Oculomotor nerve (CN III)
The oculomotor nerve (third cranial nerve, CN III, latin: nervus oculomotorius) is a mixed cranial nerve containing motor and parasympathetic fibers. The general somatic efferent fibers of the oculomotor nerve supply the levator palpebrae superioris and four of the six extraocular muscles: the medial, superior, and inferior recti, and the inferior oblique muscles. The oculomotor nerve also conveys preganglionic parasympathetic fibers to synapse in the ciliary ganglion, which then provides postganglionic parasympathetic fibers to intraocular muscles enabling pupillary constriction and accommodation.
Nuclei of oculomotor nerve
The oculomotor nerve fibers originate from neurons in two nuclei located in the midbrain:
- oculomotor nucleus,
- accessory nuclei of oculomotor nerve.
The oculomotor nucleus is a somatic motor nucleus which provides the oculomotor nerve with general somatic efferent fibers.
The accessory nuclei of the oculomotor nerve are parasympathetic nuclei, among which the clinically most important one is the Edinger-Westphal nucleus. The accessory nuclei give rise to preganglionic parasympathetic (general visceral efferent) fibers of the oculomotor nerve.
The oculomotor nerve appear outside of the midbrain emerging into the interpeduncular fossa between the cerebral peduncles. The oculomotor nerve then travels forward below the posterior cerebral artery and above the superior cerebral artery, then pierces the dura mater and continues in ventral direction inside the lateral wall of the cavernous sinus. The oculomotor nerve leaves cranial cavity and enter the orbit through the superior orbital fissure dividing into superior and inferior divisions that run beneath the trochlear (CN IV) and ophthalmic (CN V1) nerves.
The superior division of the oculomotor nerve passes above the optic nerve (CN II) to supply the superior rectus muscle, also giving off a branch that innervates the levator palpebrae superioris muscle.
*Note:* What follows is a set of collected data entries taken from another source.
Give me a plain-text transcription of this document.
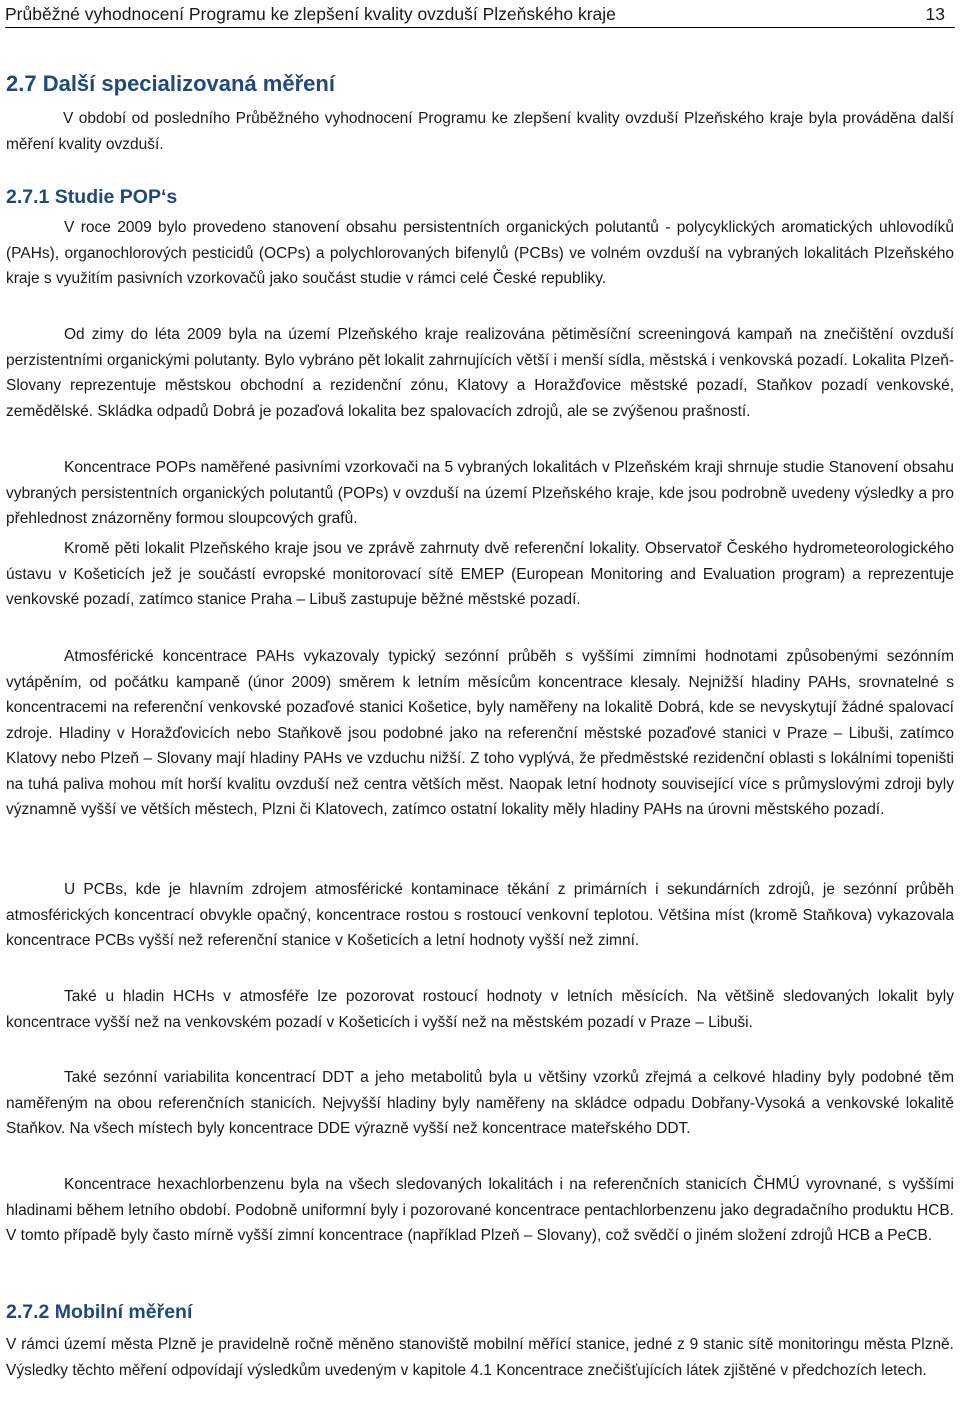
Průběžné vyhodnocení Programu ke zlepšení kvality ovzduší Plzeňského kraje	13
2.7 Další specializovaná měření

V období od posledního Průběžného vyhodnocení Programu ke zlepšení kvality ovzduší Plzeňského kraje byla prováděna další měření kvality ovzduší.

2.7.1 Studie POP‘s

V roce 2009 bylo provedeno stanovení obsahu persistentních organických polutantů - polycyklických aromatických uhlovodíků (PAHs), organochlorových pesticidů (OCPs) a polychlorovaných bifenylů (PCBs) ve volném ovzduší na vybraných lokalitách Plzeňského kraje s využitím pasivních vzorkovačů jako součást studie v rámci celé České republiky.

Od zimy do léta 2009 byla na území Plzeňského kraje realizována pětiměsíční screeningová kampaň na znečištění ovzduší perzistentními organickými polutanty. Bylo vybráno pět lokalit zahrnujících větší i menší sídla, městská i venkovská pozadí. Lokalita Plzeň-Slovany reprezentuje městskou obchodní a rezidenční zónu, Klatovy a Horažďovice městské pozadí, Staňkov pozadí venkovské, zemědělské. Skládka odpadů Dobrá je pozaďová lokalita bez spalovacích zdrojů, ale se zvýšenou prašností.

Koncentrace POPs naměřené pasivními vzorkovači na 5 vybraných lokalitách v Plzeňském kraji shrnuje studie Stanovení obsahu vybraných persistentních organických polutantů (POPs) v ovzduší na území Plzeňského kraje, kde jsou podrobně uvedeny výsledky a pro přehlednost znázorněny formou sloupcových grafů.

Kromě pěti lokalit Plzeňského kraje jsou ve zprávě zahrnuty dvě referenční lokality. Observatoř Českého hydrometeorologického ústavu v Košeticích jež je součástí evropské monitorovací sítě EMEP (European Monitoring and Evaluation program) a reprezentuje venkovské pozadí, zatímco stanice Praha – Libuš zastupuje běžné městské pozadí.

Atmosférické koncentrace PAHs vykazovaly typický sezónní průběh s vyššími zimními hodnotami způsobenými sezónním vytápěním, od počátku kampaně (únor 2009) směrem k letním měsícům koncentrace klesaly. Nejnižší hladiny PAHs, srovnatelné s koncentracemi na referenční venkovské pozaďové stanici Košetice, byly naměřeny na lokalitě Dobrá, kde se nevyskytují žádné spalovací zdroje. Hladiny v Horažďovicích nebo Staňkově jsou podobné jako na referenční městské pozaďové stanici v Praze – Libuši, zatímco Klatovy nebo Plzeň – Slovany mají hladiny PAHs ve vzduchu nižší. Z toho vyplývá, že předměstské rezidenční oblasti s lokálními topeništi na tuhá paliva mohou mít horší kvalitu ovzduší než centra větších měst. Naopak letní hodnoty související více s průmyslovými zdroji byly významně vyšší ve větších městech, Plzni či Klatovech, zatímco ostatní lokality měly hladiny PAHs na úrovni městského pozadí.

U PCBs, kde je hlavním zdrojem atmosférické kontaminace těkání z primárních i sekundárních zdrojů, je sezónní průběh atmosférických koncentrací obvykle opačný, koncentrace rostou s rostoucí venkovní teplotou. Většina míst (kromě Staňkova) vykazovala koncentrace PCBs vyšší než referenční stanice v Košeticích a letní hodnoty vyšší než zimní.

Také u hladin HCHs v atmosféře lze pozorovat rostoucí hodnoty v letních měsících. Na většině sledovaných lokalit byly koncentrace vyšší než na venkovském pozadí v Košeticích i vyšší než na městském pozadí v Praze – Libuši.

Také sezónní variabilita koncentrací DDT a jeho metabolitů byla u většiny vzorků zřejmá a celkové hladiny byly podobné těm naměřeným na obou referenčních stanicích. Nejvyšší hladiny byly naměřeny na skládce odpadu Dobřany-Vysoká a venkovské lokalitě Staňkov. Na všech místech byly koncentrace DDE výrazně vyšší než koncentrace mateřského DDT.

Koncentrace hexachlorbenzenu byla na všech sledovaných lokalitách i na referenčních stanicích ČHMÚ vyrovnané, s vyššími hladinami během letního období. Podobně uniformní byly i pozorované koncentrace pentachlorbenzenu jako degradačního produktu HCB. V tomto případě byly často mírně vyšší zimní koncentrace (například Plzeň – Slovany), což svědčí o jiném složení zdrojů HCB a PeCB.

2.7.2 Mobilní měření

V rámci území města Plzně je pravidelně ročně měněno stanoviště mobilní měřící stanice, jedné z 9 stanic sítě monitoringu města Plzně. Výsledky těchto měření odpovídají výsledkům uvedeným v kapitole 4.1 Koncentrace znečišťujících látek zjištěné v předchozích letech.
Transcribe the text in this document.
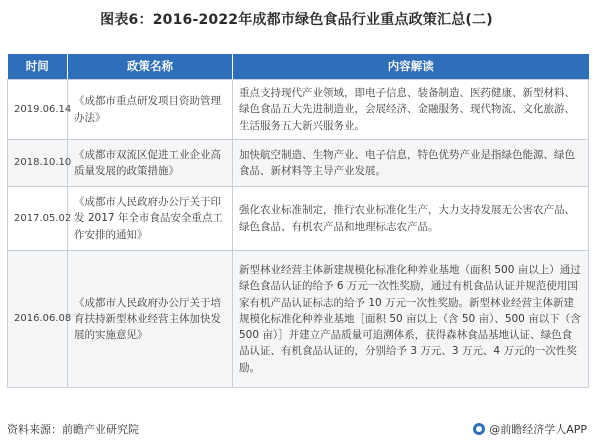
图表6：2016-2022年成都市绿色食品行业重点政策汇总(二)
时间	政策名称	内容解读
2019.06.14	《成都市重点研发项目资助管理办法》	重点支持现代产业领域，即电子信息、装备制造、医药健康、新型材料、绿色食品五大先进制造业，会展经济、金融服务、现代物流、文化旅游、生活服务五大新兴服务业。
2018.10.10	《成都市双流区促进工业企业高质量发展的政策措施》	加快航空制造、生物产业、电子信息，特色优势产业是指绿色能源、绿色食品、新材料等主导产业发展。
2017.05.02	《成都市人民政府办公厅关于印发 2017 年全市食品安全重点工作安排的通知》	强化农业标准制定，推行农业标准化生产，大力支持发展无公害农产品、绿色食品、有机农产品和地理标志农产品。
2016.06.08	《成都市人民政府办公厅关于培育扶持新型林业经营主体加快发展的实施意见》	新型林业经营主体新建规模化标准化种养业基地（面积 500 亩以上）通过绿色食品认证的给予 6 万元一次性奖励，通过有机食品认证并规范使用国家有机产品认证标志的给予 10 万元一次性奖励。新型林业经营主体新建规模化标准化种养业基地［面积 50 亩以上（含 50 亩）、500 亩以下（含 500 亩）］并建立产品质量可追溯体系，获得森林食品基地认证、绿色食品认证、有机食品认证的，分别给予 3 万元、3 万元、4 万元的一次性奖励。
资料来源：前瞻产业研究院	@前瞻经济学人APP
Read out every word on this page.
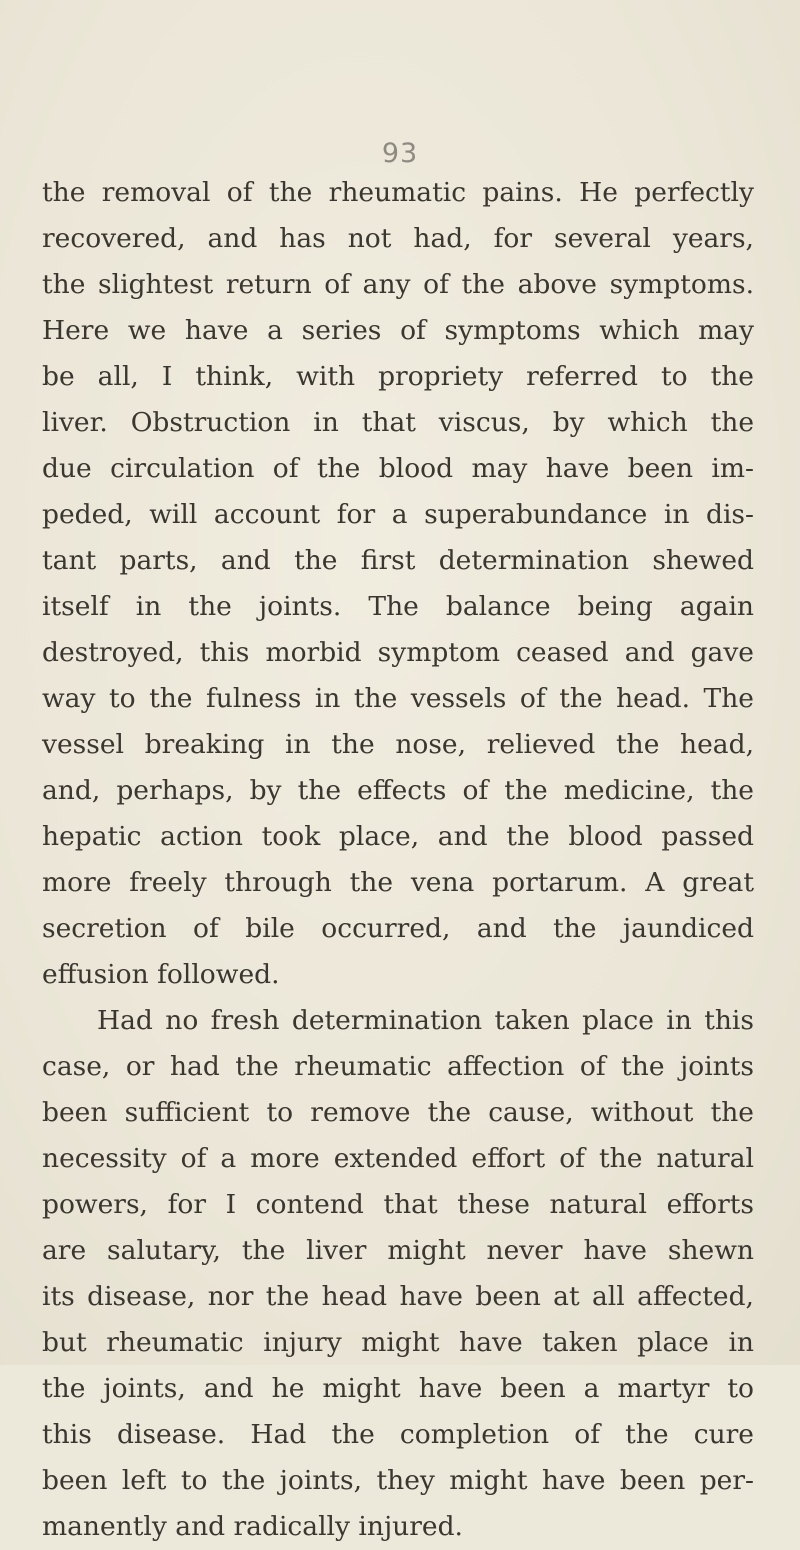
93
the removal of the rheumatic pains. He perfectly
recovered, and has not had, for several years,
the slightest return of any of the above symptoms.
Here we have a series of symptoms which may
be all, I think, with propriety referred to the
liver. Obstruction in that viscus, by which the
due circulation of the blood may have been im-
peded, will account for a superabundance in dis-
tant parts, and the first determination shewed
itself in the joints. The balance being again
destroyed, this morbid symptom ceased and gave
way to the fulness in the vessels of the head. The
vessel breaking in the nose, relieved the head,
and, perhaps, by the effects of the medicine, the
hepatic action took place, and the blood passed
more freely through the vena portarum. A great
secretion of bile occurred, and the jaundiced
effusion followed.
Had no fresh determination taken place in this
case, or had the rheumatic affection of the joints
been sufficient to remove the cause, without the
necessity of a more extended effort of the natural
powers, for I contend that these natural efforts
are salutary, the liver might never have shewn
its disease, nor the head have been at all affected,
but rheumatic injury might have taken place in
the joints, and he might have been a martyr to
this disease. Had the completion of the cure
been left to the joints, they might have been per-
manently and radically injured.
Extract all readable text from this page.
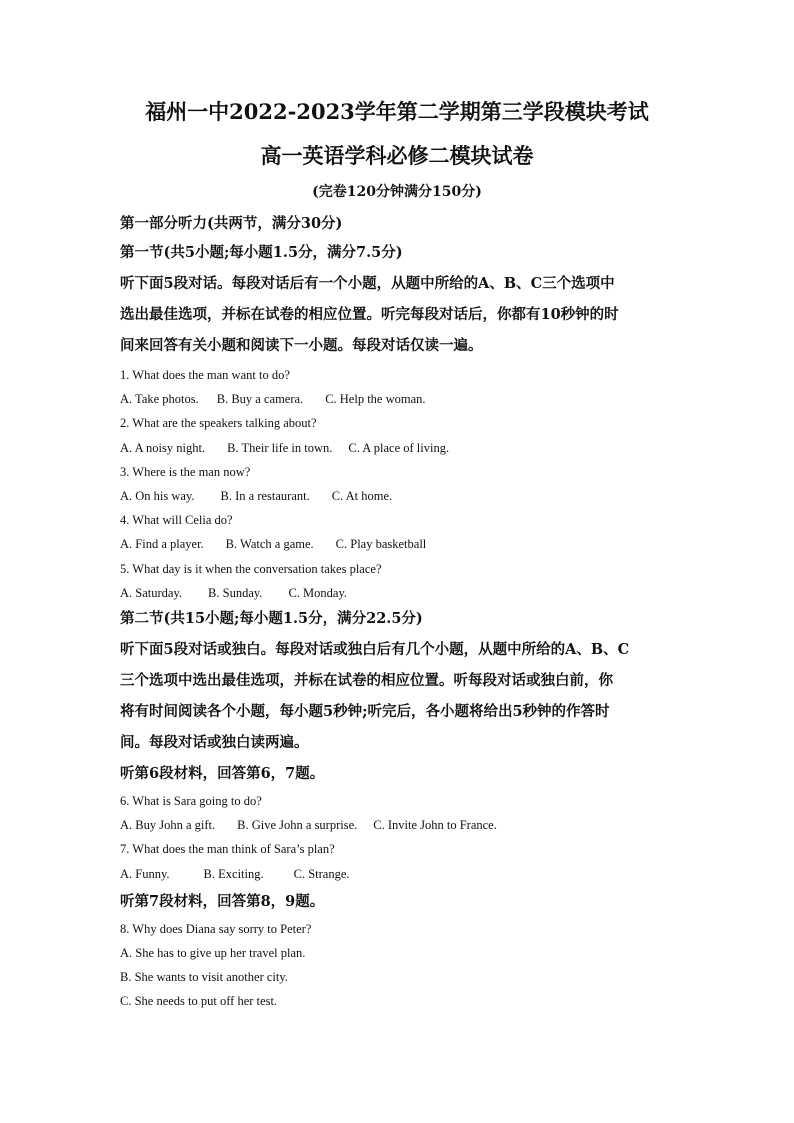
福州一中2022-2023学年第二学期第三学段模块考试
高一英语学科必修二模块试卷
(完卷120分钟满分150分)

第一部分听力(共两节，满分30分)

第一节(共5小题;每小题1.5分，满分7.5分)

听下面5段对话。每段对话后有一个小题，从题中所给的A、B、C三个选项中

选出最佳选项，并标在试卷的相应位置。听完每段对话后，你都有10秒钟的时

间来回答有关小题和阅读下一小题。每段对话仅读一遍。

1. What does the man want to do?

A. Take photos. B. Buy a camera. C. Help the woman.

2. What are the speakers talking about?

A. A noisy night. B. Their life in town. C. A place of living.

3. Where is the man now?

A. On his way. B. In a restaurant. C. At home.

4. What will Celia do?

A. Find a player. B. Watch a game. C. Play basketball

5. What day is it when the conversation takes place?

A. Saturday. B. Sunday. C. Monday.

第二节(共15小题;每小题1.5分，满分22.5分)

听下面5段对话或独白。每段对话或独白后有几个小题，从题中所给的A、B、C

三个选项中选出最佳选项，并标在试卷的相应位置。听每段对话或独白前，你

将有时间阅读各个小题，每小题5秒钟;听完后，各小题将给出5秒钟的作答时

间。每段对话或独白读两遍。

听第6段材料，回答第6，7题。

6. What is Sara going to do?

A. Buy John a gift. B. Give John a surprise. C. Invite John to France.

7. What does the man think of Sara’s plan?

A. Funny.	B. Exciting. C. Strange.

听第7段材料，回答第8，9题。

8. Why does Diana say sorry to Peter?

A. She has to give up her travel plan.

B. She wants to visit another city.

C. She needs to put off her test.
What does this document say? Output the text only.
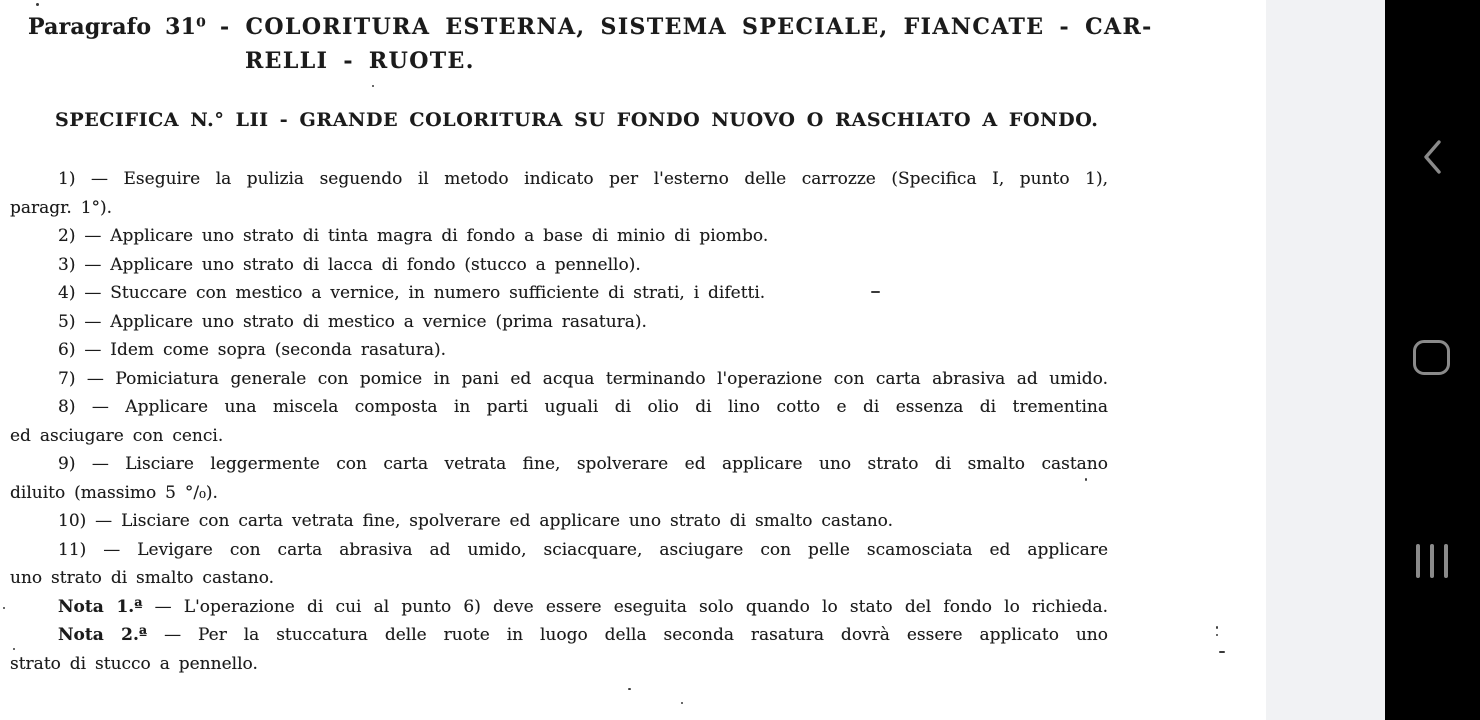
Paragrafo 31⁰ - COLORITURA ESTERNA, SISTEMA SPECIALE, FIANCATE - CAR-
RELLI - RUOTE.
SPECIFICA N.° LII - GRANDE COLORITURA SU FONDO NUOVO O RASCHIATO A FONDO.
1) — Eseguire la pulizia seguendo il metodo indicato per l'esterno delle carrozze (Specifica I, punto 1),
paragr. 1°).
2) — Applicare uno strato di tinta magra di fondo a base di minio di piombo.
3) — Applicare uno strato di lacca di fondo (stucco a pennello).
4) — Stuccare con mestico a vernice, in numero sufficiente di strati, i difetti.
5) — Applicare uno strato di mestico a vernice (prima rasatura).
6) — Idem come sopra (seconda rasatura).
7) — Pomiciatura generale con pomice in pani ed acqua terminando l'operazione con carta abrasiva ad umido.
8) — Applicare una miscela composta in parti uguali di olio di lino cotto e di essenza di trementina
ed asciugare con cenci.
9) — Lisciare leggermente con carta vetrata fine, spolverare ed applicare uno strato di smalto castano
diluito (massimo 5 °/₀).
10) — Lisciare con carta vetrata fine, spolverare ed applicare uno strato di smalto castano.
11) — Levigare con carta abrasiva ad umido, sciacquare, asciugare con pelle scamosciata ed applicare
uno strato di smalto castano.
Nota 1.ª — L'operazione di cui al punto 6) deve essere eseguita solo quando lo stato del fondo lo richieda.
Nota 2.ª — Per la stuccatura delle ruote in luogo della seconda rasatura dovrà essere applicato uno
strato di stucco a pennello.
The inferior division of the oculomotor nerve separates into medial, central and lateral branches. The medial branch enters the ocular surface of the medial rectus muscle innervating it. The central branch enters the ocular surface of the inferior rectus muscle. And the lateral branch of the inferior division of the oculomotor nerve enters the orbital surface of the inferior oblique muscle and communicates with the ciliary ganglion to distribute parasympathetic fibers to the sphincter pupillae and to the ciliary muscle.